The structure of a species’ range (internal structure, and difference in abundance within the range) implies naturally determined changes in the abundance of the species within its range. The optimum of the range is the territory most favorable for the species in ecological terms, with the greatest abundance of animals. The medium of the range is characterized by average numbers. The pessimum is the territory with a low abundance of the species. Maps of the range structure reflect the geographic location of territories with different abundances of animals. Information on the structure of the species range provides a basis for predicting the response of the species to natural and human-induced transformation of the environment. It is also necessary for the spatial assessment of the resource potential of economically valuable species and for developing the conservation strategy for rare and endangered species. Ascertaining spatial patterns of changes in a species’ abundance within its range is essential for identifying ecological relationships of the species and environmental factors that determine the high abundance of the species in the optimum of the range. The typology of structures of species ranges underlies the identification of faunistic complexes, i. e. groups of species associated with certain zonal conditions by the common origin and development. The history (experience) of studying the structure of species ranges with terrestrial mammals as an example is shown. A special significance of the cartographic method in the development of such studies is argued. The structures of the ranges can be mapped if the numbers of local populations in different parts of the species range were estimated with standard methods. The feasibility of using various survey methods for mapping the structure of mammal ranges is evaluated. The role of cadastral reference maps of population census locations for the geographic localization of census results and the subsequent territorial assessment of the quantitative data coverage is shown. Maps of the structure of the ranges of mammals are presented. The reasons that hinder the mapping of the range structures for species of some taxonomic groups of mammals are designated. The scientific and applied significance of studying the structure of species ranges is stated. Results from using maps and the prospects for revealing ecological relations of species in ecological chorology are discussed.

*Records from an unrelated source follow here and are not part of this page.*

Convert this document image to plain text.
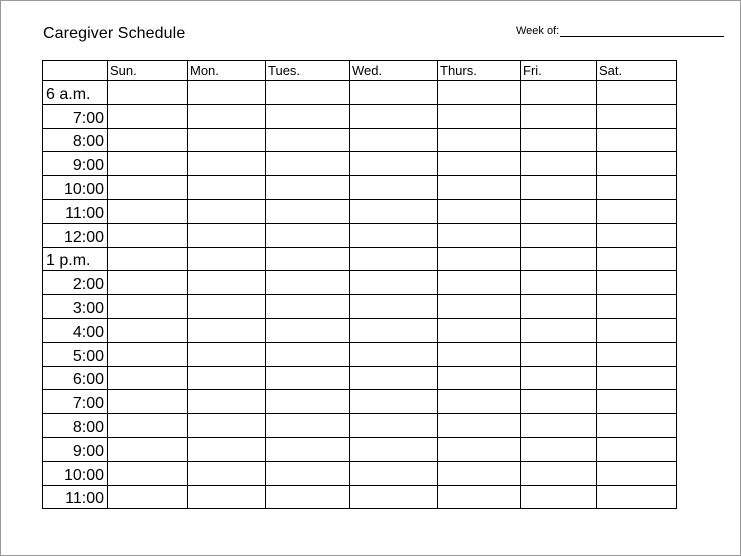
Caregiver Schedule	Week of:
	Sun.	Mon.	Tues.	Wed.	Thurs.	Fri.	Sat.
6 a.m.							
7:00							
8:00							
9:00							
10:00							
11:00							
12:00							
1 p.m.							
2:00							
3:00							
4:00							
5:00							
6:00							
7:00							
8:00							
9:00							
10:00							
11:00							
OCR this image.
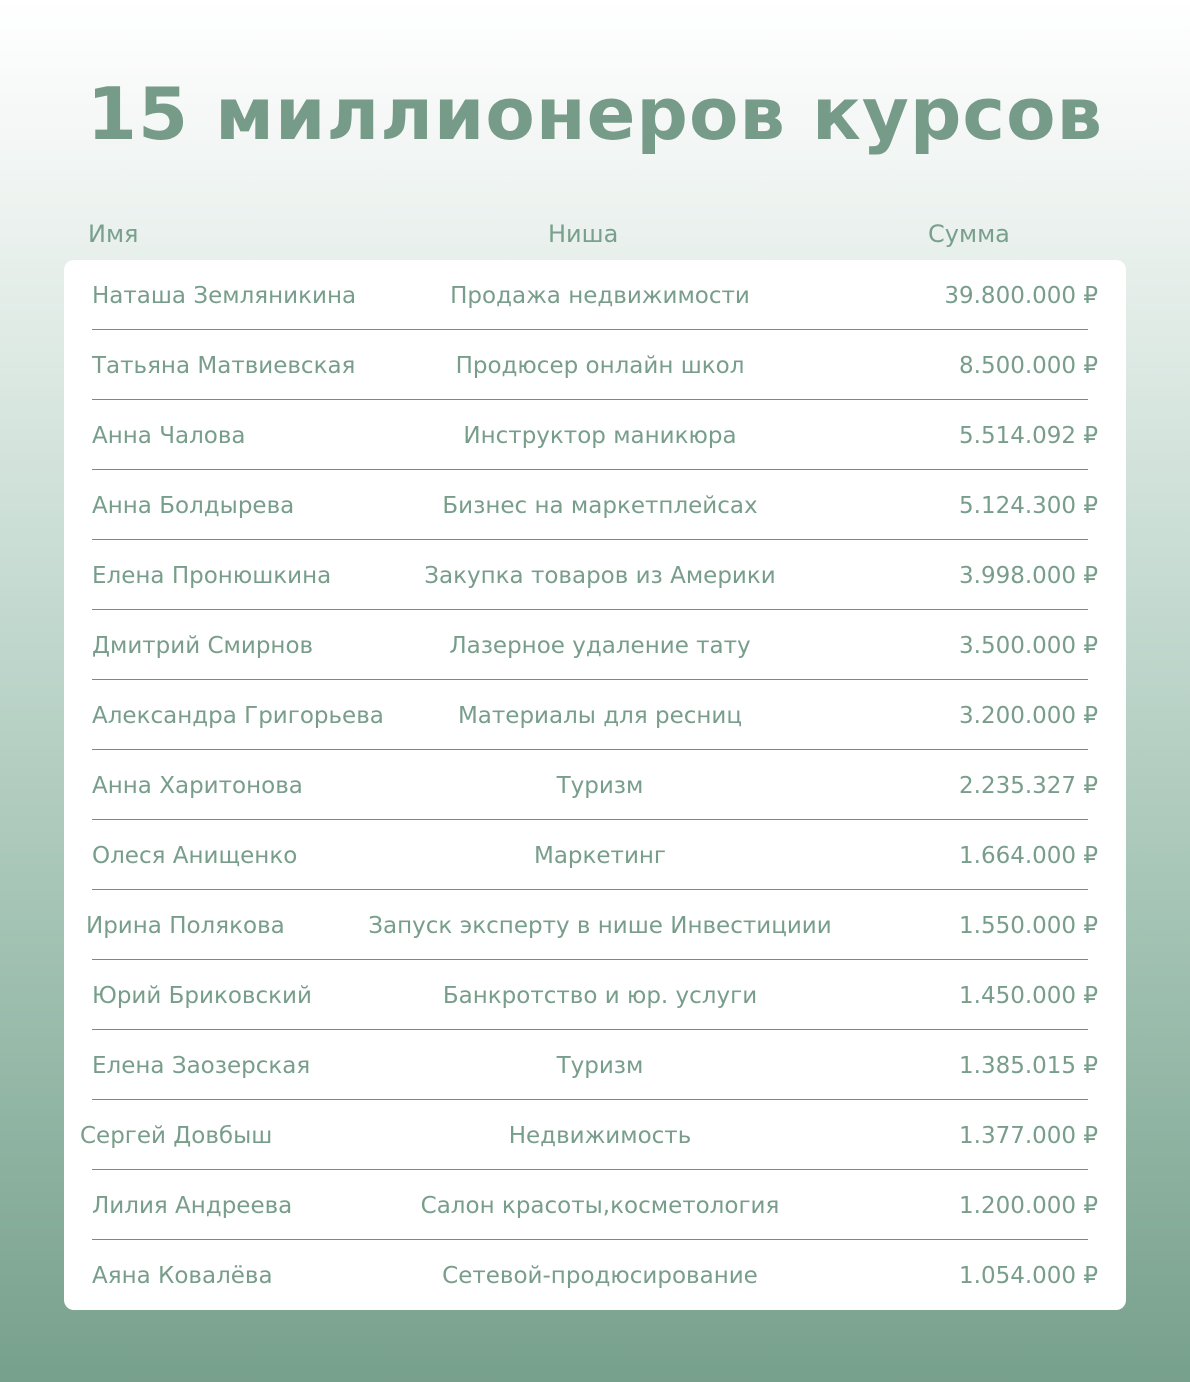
15 миллионеров курсов
Имя	Ниша	Сумма
Наташа Земляникина	Продажа недвижимости	39.800.000 ₽
Татьяна Матвиевская	Продюсер онлайн школ	8.500.000 ₽
Анна Чалова	Инструктор маникюра	5.514.092 ₽
Анна Болдырева	Бизнес на маркетплейсах	5.124.300 ₽
Елена Пронюшкина	Закупка товаров из Америки	3.998.000 ₽
Дмитрий Смирнов	Лазерное удаление тату	3.500.000 ₽
Александра Григорьева	Материалы для ресниц	3.200.000 ₽
Анна Харитонова	Туризм	2.235.327 ₽
Олеся Анищенко	Маркетинг	1.664.000 ₽
Ирина Полякова	Запуск эксперту в нише Инвестициии	1.550.000 ₽
Юрий Бриковский	Банкротство и юр. услуги	1.450.000 ₽
Елена Заозерская	Туризм	1.385.015 ₽
Сергей Довбыш	Недвижимость	1.377.000 ₽
Лилия Андреева	Салон красоты,косметология	1.200.000 ₽
Аяна Ковалёва	Сетевой-продюсирование	1.054.000 ₽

Using as an example the most dangerous nine invasive mammals of Northern Eurasia (Castor canadensis, Ondatra zibethicus, Apodemus agrarius, Mus musculus, Rattus rattus, R. norvegicus, Nyctereutes procyonoides, Procyonlotor and Neogale vison), the patterns of formation of their distribution ranges in new regions are considered. The wide invasive ranges of intentionally introduced species (O. zibethicus, N. vison, and N. procyonoides) have formed over 60-70 years. This was possible due to a wide geographical spread of release sites (primary centers or cores), a huge number of released animals, and the subsequent merger of these cores in the continuous range due to the mammal self-dispersals. Two other North American intentionally introduced species (C. canadensis and P. lotor) are distributed regionally due to a set of factors (biological, natural, competitive relationships). The range of accidentally introduced species (the commensal rodents M. musculus, R. rattus, and R. norvegicus) was formed as humans explored the Earth. The agrophilous rodent A. agrarius in Eastern Europe was spread by itself to the north of the native range as forests were cleared for plowing and to the south for irrigation. The rate of change in the boundaries of the range and the distance of their shift decreased in the following order: intentional introduction, accidental introduction, and self-dispersal. Maps of the movements of the invasive mammal range were created. The informativeness of such maps is determined by available zoological material. They are of interest, because they reveal the habitats of invasive species, the speed of their dispersal, and regions for planning measures to minimize the negative consequences of invasions.